BERT Variants and Descendants:
RoBERTa, DistilBERT, SpanBERT, ALBERT, ELECTRA, and DeBERTa are just a few of the many variations and descendants of BERT, many of which are also LLMs. For instance, knowledge distillation was used to produce the quicker and smaller version known as DistilBERT. Re-examining BERT’s pre-training techniques, RoBERTa observed that NSP was eliminated and that longer training times and more data led to advances. This is extended to multilingual pre-training by XLM-RoBERTa. DeBERTa makes architectural adjustments to improve positional dependencies and model content.
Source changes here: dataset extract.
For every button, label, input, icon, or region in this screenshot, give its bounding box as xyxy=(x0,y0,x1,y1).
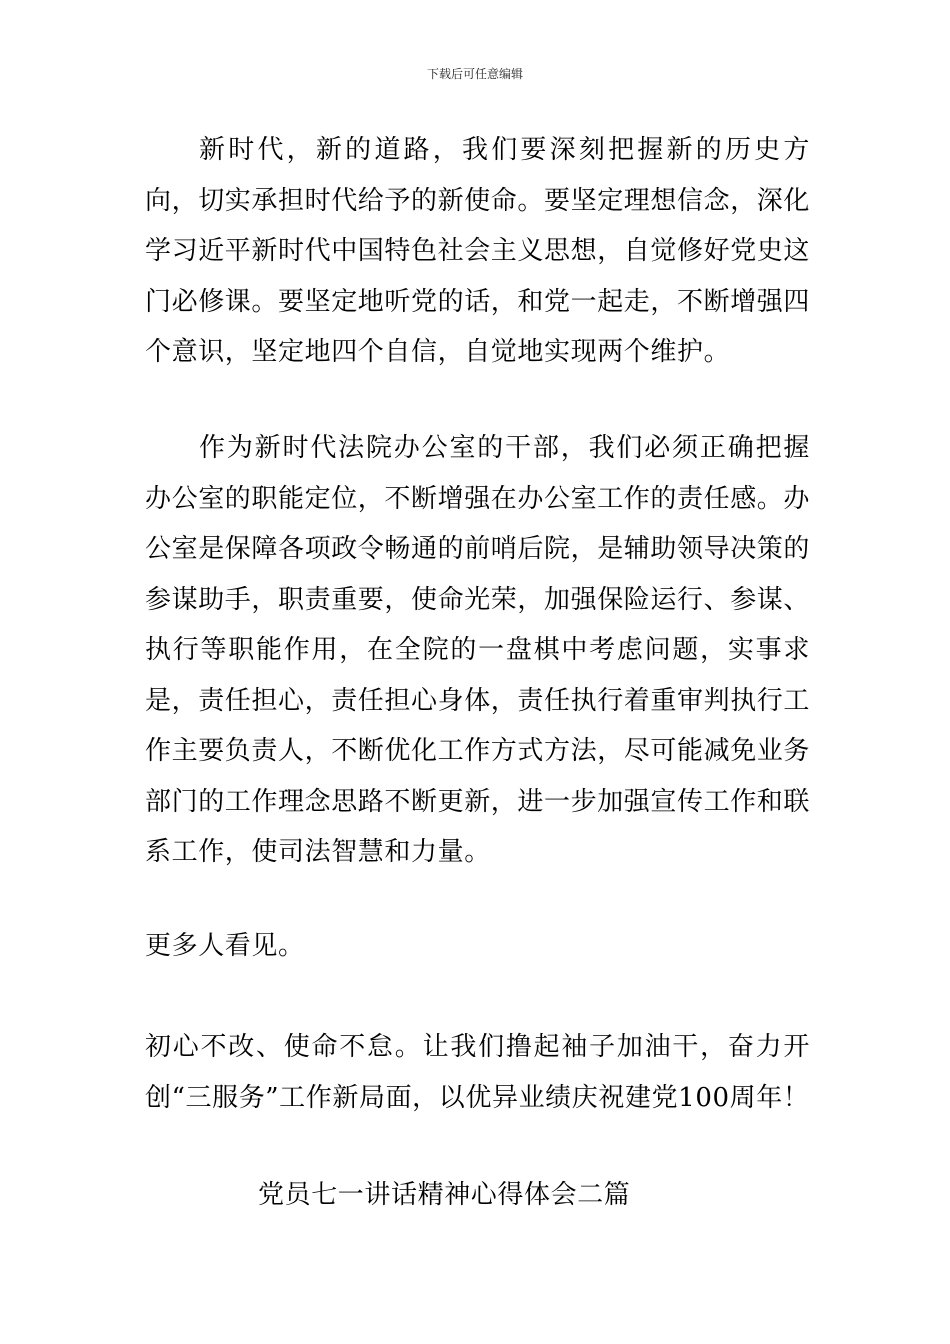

Utilisation in Assessment Additionally, BERT embeddings are utilised in metrics that assess the output of other NLP systems. For example, BERTSCORE, a machine translation evaluation tool, compares candidate translations to references using BERT embeddings.
BERT vs GPT
Although both BERT and GPT (Generative Pre-trained Transformer) are well-known language models that have been trained on large datasets, their main use cases and designs are different.
Feature | BERT | GPT |
Architecture | Encoder-only Transformer | Decoder-only Transformer |
Context Approach | Bidirectional: Processes context from both left and right simultaneously | Unidirectional (autoregressive): Processes context from left to right |
Pre-training Objectives | Masked Language Model (MLM) and Next Sentence Prediction (NSP) | Predicts the next word in a sequence |
Primary Strength | Understanding context and relationships within text | Generating coherent and contextually relevant text |
Typical Tasks | Text classification, NER, Question Answering, Sentiment Analysis | Text generation, Dialogue systems, Summarization, Creative writing |
Adaptation | Often fine-tuned on specific downstream tasks with labeled data | Designed to perform few-shot learning with minimal task-specific data |
While GPT’s decoder-only architecture and unidirectional training are more appropriate for text production, BERT’s encoder-only architecture and bidirectional training make it ideal for NLU tasks. BERT’s encoder-only architecture, which does not have a decoder, makes it difficult to prompt or generate text directly.
Training BERT can be computationally expensive; for example, training BERTBASE on 16 TPU chips took 4 days and cost an estimated $500 USD. It also takes four days to train BERTLARGE on 64 TPU chips. Larger BERT model training is highly parallelized and takes advantage of GPU distributed computing. NVIDIA’s GPU supercomputers have allowed them to break BERT training times.